Demand for primary care services has increased in developed countries due to population ageing, rising patient expectations, and reforms that shift care from hospitals to the community. At the same time, the supply of physicians is constrained and there is increasing pressure to contain costs. Shifting care from physicians to nurses is one possible response to these challenges. The expectation is that nurse-doctor substitution will reduce cost and physician workload while maintaining quality of care.
Our aim was to evaluate the impact of doctor-nurse substitution in primary care on patient outcomes, process of care, and resource utilisation including cost. Patient outcomes included: morbidity; mortality; satisfaction; compliance; and preference. Process of care outcomes included: practitioner adherence to clinical guidelines; standards or quality of care; and practitioner health care activity (e.g. provision of advice). Resource utilisation was assessed by: frequency and length of consultations; return visits; prescriptions; tests and investigations; referral to other services; and direct or indirect costs.
The following databases were searched for the period 1966 to 2002: Medline; Cinahl; Bids, Embase; Social Science Citation Index; British Nursing Index; HMIC; EPOC Register; and Cochrane Controlled Trial Register. Search terms specified the setting (primary care), professional (nurse), study design (randomised controlled trial, controlled before-and-after-study, interrupted time series), and subject (e.g. skill mix).
The searches for this review were conducted in 2002 and are now out-of-date and therefore the review findings should be used with caution. The review is currently being updated and the updated version should be published before the end of 2014.

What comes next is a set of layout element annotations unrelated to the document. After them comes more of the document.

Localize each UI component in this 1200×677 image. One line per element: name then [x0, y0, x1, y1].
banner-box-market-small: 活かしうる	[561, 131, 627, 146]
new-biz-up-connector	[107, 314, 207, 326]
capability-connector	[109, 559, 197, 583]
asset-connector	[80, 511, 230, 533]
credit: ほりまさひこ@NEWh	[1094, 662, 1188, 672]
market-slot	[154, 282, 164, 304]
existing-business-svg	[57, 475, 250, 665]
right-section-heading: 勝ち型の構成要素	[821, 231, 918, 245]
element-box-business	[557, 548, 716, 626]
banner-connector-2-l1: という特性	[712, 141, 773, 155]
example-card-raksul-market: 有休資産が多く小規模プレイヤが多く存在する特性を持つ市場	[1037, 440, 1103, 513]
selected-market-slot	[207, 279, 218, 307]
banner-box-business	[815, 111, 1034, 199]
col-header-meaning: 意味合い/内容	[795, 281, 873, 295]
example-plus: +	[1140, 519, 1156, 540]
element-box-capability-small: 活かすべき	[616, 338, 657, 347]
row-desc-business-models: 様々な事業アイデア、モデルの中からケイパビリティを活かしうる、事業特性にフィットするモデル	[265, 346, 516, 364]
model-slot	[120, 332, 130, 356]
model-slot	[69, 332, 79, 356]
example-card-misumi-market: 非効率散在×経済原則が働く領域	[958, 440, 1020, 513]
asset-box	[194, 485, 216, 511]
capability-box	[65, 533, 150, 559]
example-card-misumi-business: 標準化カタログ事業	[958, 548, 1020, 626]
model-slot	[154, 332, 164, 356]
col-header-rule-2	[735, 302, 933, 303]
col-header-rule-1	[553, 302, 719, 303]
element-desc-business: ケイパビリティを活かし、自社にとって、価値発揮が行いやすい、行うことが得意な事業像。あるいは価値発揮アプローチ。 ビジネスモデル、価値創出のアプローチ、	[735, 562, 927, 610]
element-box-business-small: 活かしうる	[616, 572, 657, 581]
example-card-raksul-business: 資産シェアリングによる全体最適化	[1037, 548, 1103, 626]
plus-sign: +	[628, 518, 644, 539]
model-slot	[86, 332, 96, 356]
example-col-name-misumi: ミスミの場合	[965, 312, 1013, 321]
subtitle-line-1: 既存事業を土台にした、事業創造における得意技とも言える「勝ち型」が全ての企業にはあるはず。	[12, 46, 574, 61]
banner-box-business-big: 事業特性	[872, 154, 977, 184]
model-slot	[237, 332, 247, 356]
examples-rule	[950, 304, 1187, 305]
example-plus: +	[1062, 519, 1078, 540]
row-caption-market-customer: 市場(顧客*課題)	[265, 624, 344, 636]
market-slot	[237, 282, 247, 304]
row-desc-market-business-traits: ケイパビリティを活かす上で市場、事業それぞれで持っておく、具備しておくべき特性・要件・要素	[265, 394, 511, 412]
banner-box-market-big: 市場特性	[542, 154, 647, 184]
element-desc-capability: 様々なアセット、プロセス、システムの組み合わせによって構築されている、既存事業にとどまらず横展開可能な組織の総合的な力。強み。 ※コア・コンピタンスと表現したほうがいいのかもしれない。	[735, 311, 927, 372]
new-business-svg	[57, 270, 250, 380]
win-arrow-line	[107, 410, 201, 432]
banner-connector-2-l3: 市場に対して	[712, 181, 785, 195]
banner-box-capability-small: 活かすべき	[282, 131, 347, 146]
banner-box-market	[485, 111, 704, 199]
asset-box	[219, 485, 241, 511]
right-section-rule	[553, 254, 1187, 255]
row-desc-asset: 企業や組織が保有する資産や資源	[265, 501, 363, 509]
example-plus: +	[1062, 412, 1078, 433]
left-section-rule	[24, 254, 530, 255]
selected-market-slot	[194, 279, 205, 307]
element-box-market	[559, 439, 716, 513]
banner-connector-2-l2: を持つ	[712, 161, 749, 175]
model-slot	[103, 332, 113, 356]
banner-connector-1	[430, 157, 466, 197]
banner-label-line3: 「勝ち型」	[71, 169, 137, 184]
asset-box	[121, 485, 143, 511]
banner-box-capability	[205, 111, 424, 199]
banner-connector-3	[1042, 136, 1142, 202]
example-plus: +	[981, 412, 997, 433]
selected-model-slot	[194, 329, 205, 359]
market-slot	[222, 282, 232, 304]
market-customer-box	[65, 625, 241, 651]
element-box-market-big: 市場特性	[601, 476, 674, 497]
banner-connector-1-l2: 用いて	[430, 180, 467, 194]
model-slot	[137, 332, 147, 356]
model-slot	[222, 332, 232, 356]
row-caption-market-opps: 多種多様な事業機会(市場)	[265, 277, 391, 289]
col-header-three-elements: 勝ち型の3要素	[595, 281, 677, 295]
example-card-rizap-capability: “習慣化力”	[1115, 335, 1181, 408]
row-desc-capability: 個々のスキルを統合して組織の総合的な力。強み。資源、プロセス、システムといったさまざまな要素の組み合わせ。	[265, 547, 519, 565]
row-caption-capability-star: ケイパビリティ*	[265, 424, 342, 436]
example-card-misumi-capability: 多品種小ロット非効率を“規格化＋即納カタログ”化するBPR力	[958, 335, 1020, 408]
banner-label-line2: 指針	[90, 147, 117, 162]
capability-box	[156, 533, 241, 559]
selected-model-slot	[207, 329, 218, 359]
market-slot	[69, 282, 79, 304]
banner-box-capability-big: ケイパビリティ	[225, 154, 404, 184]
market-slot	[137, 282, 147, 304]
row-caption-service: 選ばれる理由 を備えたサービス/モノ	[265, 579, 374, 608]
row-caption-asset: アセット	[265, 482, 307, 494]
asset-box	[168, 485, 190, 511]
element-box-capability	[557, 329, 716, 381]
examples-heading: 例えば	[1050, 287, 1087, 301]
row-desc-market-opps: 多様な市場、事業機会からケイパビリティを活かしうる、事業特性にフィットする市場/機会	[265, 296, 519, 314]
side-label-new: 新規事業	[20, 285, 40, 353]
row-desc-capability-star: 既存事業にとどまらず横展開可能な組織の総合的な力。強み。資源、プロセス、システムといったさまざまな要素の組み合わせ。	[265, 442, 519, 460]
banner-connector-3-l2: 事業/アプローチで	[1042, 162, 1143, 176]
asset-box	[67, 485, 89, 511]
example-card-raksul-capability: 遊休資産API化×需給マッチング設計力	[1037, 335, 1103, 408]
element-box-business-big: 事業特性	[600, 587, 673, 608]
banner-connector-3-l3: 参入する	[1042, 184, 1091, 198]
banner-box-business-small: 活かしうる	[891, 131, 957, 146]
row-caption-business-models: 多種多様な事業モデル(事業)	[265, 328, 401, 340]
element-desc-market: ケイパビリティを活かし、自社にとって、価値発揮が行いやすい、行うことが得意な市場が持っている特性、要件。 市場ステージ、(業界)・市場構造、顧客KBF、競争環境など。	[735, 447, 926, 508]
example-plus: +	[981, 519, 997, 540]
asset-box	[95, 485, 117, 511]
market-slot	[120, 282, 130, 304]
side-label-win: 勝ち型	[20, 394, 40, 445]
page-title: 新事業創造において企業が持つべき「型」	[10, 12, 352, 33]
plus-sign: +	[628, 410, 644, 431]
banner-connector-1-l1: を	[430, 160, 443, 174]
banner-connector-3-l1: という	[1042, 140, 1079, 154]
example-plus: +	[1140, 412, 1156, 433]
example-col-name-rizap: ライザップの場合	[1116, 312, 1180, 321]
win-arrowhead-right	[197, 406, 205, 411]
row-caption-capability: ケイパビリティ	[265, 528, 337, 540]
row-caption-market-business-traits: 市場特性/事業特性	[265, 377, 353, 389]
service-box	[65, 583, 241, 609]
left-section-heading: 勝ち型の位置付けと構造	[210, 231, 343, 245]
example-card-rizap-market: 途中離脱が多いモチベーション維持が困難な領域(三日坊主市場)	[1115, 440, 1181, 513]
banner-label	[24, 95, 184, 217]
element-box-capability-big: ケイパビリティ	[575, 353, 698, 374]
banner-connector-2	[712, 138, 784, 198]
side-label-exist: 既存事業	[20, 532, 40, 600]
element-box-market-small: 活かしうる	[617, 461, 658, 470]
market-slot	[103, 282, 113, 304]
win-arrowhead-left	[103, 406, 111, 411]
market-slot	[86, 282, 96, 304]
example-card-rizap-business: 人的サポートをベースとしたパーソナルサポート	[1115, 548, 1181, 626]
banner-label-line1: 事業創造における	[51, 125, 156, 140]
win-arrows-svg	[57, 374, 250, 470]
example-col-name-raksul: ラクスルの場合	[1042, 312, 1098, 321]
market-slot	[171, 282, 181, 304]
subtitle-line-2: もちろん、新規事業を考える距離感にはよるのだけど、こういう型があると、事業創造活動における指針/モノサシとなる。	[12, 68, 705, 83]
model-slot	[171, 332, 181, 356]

Studies were included if nurses were compared to doctors providing a similar primary health care service (excluding accident and emergency services). Primary care doctors included: general practitioners, family physicians, paediatricians, general internists or geriatricians. Primary care nurses included: practice nurses, nurse practitioners, clinical nurse specialists, or advanced practice nurses.
Data collection and analysis
Study selection and data extraction was conducted independently by two reviewers with differences resolved through discussion. Meta-analysis was applied to outcomes for which there was adequate reporting of intervention effects from at least three randomised controlled trials. Semi-quantitative methods were used to synthesize other outcomes.
4253 articles were screened of which 25 articles, relating to 16 studies, met our inclusion criteria. In seven studies the nurse assumed responsibility for first contact and ongoing care for all presenting patients. The outcomes investigated varied across studies so limiting the opportunity for data synthesis. In general, no appreciable differences were found between doctors and nurses in health outcomes for patients, process of care, resource utilisation or cost.
In five studies the nurse assumed responsibility for first contact care for patients wanting urgent consultations during office hours or out-of-hours. Patient health outcomes were similar for nurses and doctors but patient satisfaction was higher with nurse-led care. Nurses tended to provide longer consultations, give more information to patients and recall patients more frequently than did doctors. The impact on physician workload and direct cost of care was variable.
In four studies the nurse took responsibility for the ongoing management of patients with particular chronic conditions. The outcomes investigated varied across studies so limiting the opportunity for data synthesis. In general, no appreciable differences were found between doctors and nurses in health outcomes for patients, process of care, resource utilisation or cost.
The findings suggest that appropriately trained nurses can produce as high quality care as primary care doctors and achieve as good health outcomes for patients. However, this conclusion should be viewed with caution given that only one study was powered to assess equivalence of care, many studies had methodological limitations, and patient follow-up was generally 12 months or less.
While doctor-nurse substitution has the potential to reduce doctors' workload and direct healthcare costs, achieving such reductions depends on the particular context of care. Doctors' workload may remain unchanged either because nurses are deployed to meet previously unmet patient need or because nurses generate demand for care where previously there was none. Savings in cost depend on the magnitude of the salary differential between doctors and nurses, and may be offset by the lower productivity of nurses compared to doctors.